I then referred to the relations of the Banco de la Nación Argentina with the Axis countries, (which I had also discussed with Dr. Prebisch [Page 457]on February 9, 1942) and after reminding Dr. Prebisch that he had said that he would welcome such pertinent information on this and other matters as the Embassy might be able to supply, I said that it had come to the attention of the Embassy that about the middle of last December the Banco de la Nación had executed a payments order by the Reichsbank of Berlin for approximately 190,000 pesos. When I said that this may have been for the German Embassy or for propaganda organizations here, Dr. Prebisch said that under a new regulation, the German, Italian and Japanese Embassies were being limited to 200,000 pesos per month for their peso requirements. He said that it would be very difficult for those Embassies to receive more than that amount through banks here. However, when I suggested that perhaps the Embassies could receive pesos through the accounts of others and through peso notes delivered at the Embassy, Dr. Prebisch admitted that that would be a possibility. He promised, nevertheless, to look into the transaction referred to.

Referring to the conversation which the Embassy had had last December, through Dr. Prebisch’s good offices, with officials of the Banco de la Provincia, I said that the Embassy had received another report indicating that in the first part of January, the Banco de la Provincia had received from the Banco Alemán here two sums aggregating 52,000 pesos for the account of the Banco Alemán, Barcelona, through the Instituto Español de Moneda Extranjera of Madrid. This, I said, would seem to be a “cloaking” transaction inconsistent with the understanding which the Embassy had reached with the Banco de la Provincia. Dr. Prebisch said that he would look into this matter also.

Turning to the broader question of relations of Argentine banks with black-listed firms, I asked Dr. Prebisch whether there was any policy among the banks here in this regard. I said that the Banco de Avellaneda had given assurances that it would refrain from such transactions and that the American banks, as well as the banks cooperating with the British Embassy, were refraining from operations with firms on the American and British lists. Dr. Prebisch replied that, of course, the Argentine Government had taken no official action in the matter but that transactions with black-listed firms were in general being frowned upon by the Argentine banks. He said that it was realized that the maintenance of relations with black-listed firms would render banks, as well as other commercial organizations, subject to being placed on the black-lists themselves. In this connection, I reminded Dr. Prebisch that the pertinent committee in Washington was becoming more drastic and was frequently calling upon the Embassy for explanations when it received reports that organizations here, including banks, were maintaining relations of [Page 458]this character. Dr. Prebisch said that he would look into this subject to see whether a more effective policy might be worked out here.

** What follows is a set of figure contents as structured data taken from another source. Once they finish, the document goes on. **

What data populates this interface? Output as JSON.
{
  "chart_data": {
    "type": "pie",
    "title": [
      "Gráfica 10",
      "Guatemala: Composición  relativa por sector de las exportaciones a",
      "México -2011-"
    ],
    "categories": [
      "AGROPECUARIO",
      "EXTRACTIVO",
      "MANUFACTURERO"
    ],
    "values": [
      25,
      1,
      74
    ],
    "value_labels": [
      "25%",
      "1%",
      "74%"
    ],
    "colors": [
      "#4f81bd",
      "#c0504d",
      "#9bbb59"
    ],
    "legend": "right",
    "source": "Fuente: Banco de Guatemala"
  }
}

Finally, I asked Dr. Prebisch whether in the event that the Argentine Government purchased the French ships here for the newly established Merchant Marine, the proceeds would be blocked, to which Dr. Prebisch replied definitely in the affirmative.

The general impression that I obtained from this conversation was that Dr. Prebisch favors a cooperative policy with the United States in economic and financial matters, and really wants to be helpful, but either feels powerless in the matter or is unwilling to use his influence to force the issue with the Government.

  1. Copy transmitted to the Department by the Ambassador in Argentina in his despatch No. 4199, February 20; received March 3.
  2. For correspondence on the newsprint problem, see pp. 400428, passim.
  3. i.e., the Third Meeting of the Foreign Ministers of the American Republics, held at Rio de Janeiro January 15–28, 1942.
  4. Isidro Ruiz Moreno, Legal Adviser to the Ministry for Foreign Affairs.